Submitters, often affiliated with laboratories at University of California, Berkeley, Princeton University, Yale University, Duke University, University of Pennsylvania, Scripps Research, Riken, La Jolla Institute for Immunology, and Howard Hughes Medical Institute, follow workflows to deposit raw and processed data, metadata, and experiment descriptions. Curation aligns submissions with community standards promulgated by Proteomics Standards Initiative and quality checks influenced by practices at European Bioinformatics Institute and National Center for Biotechnology Information. Editorial interactions may involve journal editors from Nature Communications, Scientific Reports, Journal of Proteome Research, Molecular & Cellular Proteomics, and Proteomics (journal). Data licensing and access policies reflect policies from funders like Wellcome Trust and European Commission.
PRIDE offers programmatic access and web interfaces interoperable with tools and platforms such as ProteomeXchange Consortium, Ensembl, UniProt, Expression Atlas, PeptideAtlas, MassIVE, Galaxy, OpenMS, MSConvert, PRIDE Inspector, PSI (Proteomics Standards Initiative), PeptideShaker, MaxQuant, Perseus, Skyline, Trans-Proteomic Pipeline, and Comet. Integration facilitates reanalysis workflows using compute infrastructures like European Open Science Cloud, XSEDE, Amazon Web Services, Google Cloud Platform, HPC centers and connects to community resources including GitHub, Zenodo, Figshare, ORCID, CrossRef, FAIR Principles, and Research Councils UK policies.

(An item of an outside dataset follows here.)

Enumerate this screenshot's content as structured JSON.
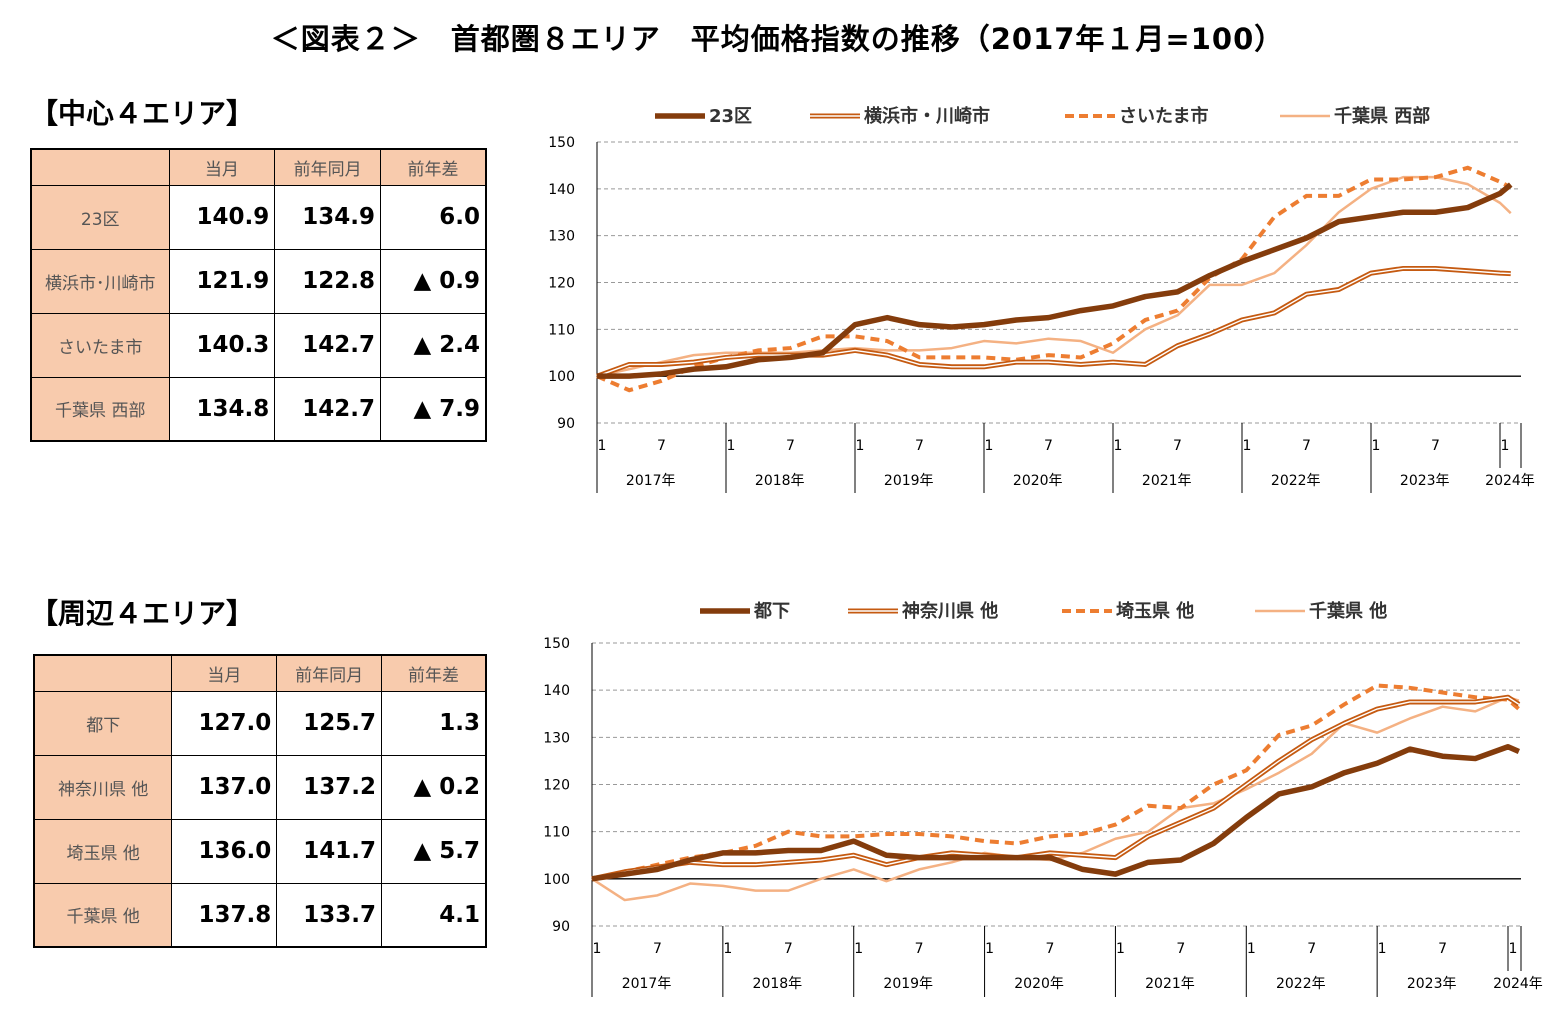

PRIDE underpins studies by investigators at Broad Institute, Wellcome Trust Sanger Institute, European Molecular Biology Laboratory, University of Cambridge, Stanford University, Harvard Medical School, Massachusetts Institute of Technology, Johns Hopkins University, and numerous consortia including the Human Proteome Project and ProteomeXchange Consortium. It has enabled meta-analyses that inform biomarker discovery in collaborations with National Cancer Institute, European Medicines Agency, World Health Organization, and translational studies at Roche, Novartis, Pfizer, GlaxoSmithKline, AstraZeneca, Merck & Co., Johnson & Johnson, Sanofi, Bayer, AbbVie, Eli Lilly and Company, Takeda Pharmaceutical Company, and Amgen. The archive supports methodological advances cited alongside works by researchers such as Ruedi Aebersold, Lars Malmström, Matthias Mann, Emma Lundberg, Shawn McGlynn, John Yates, Henrik Nielsen, Julia Chamot-Rooke, Sylvia Aringhieri, Benjamin Neale, George Church, Eric Lander, and links to datasets used in publications in Nature, Cell, Science, Cell Systems, Nature Biotechnology, and Nature Methods.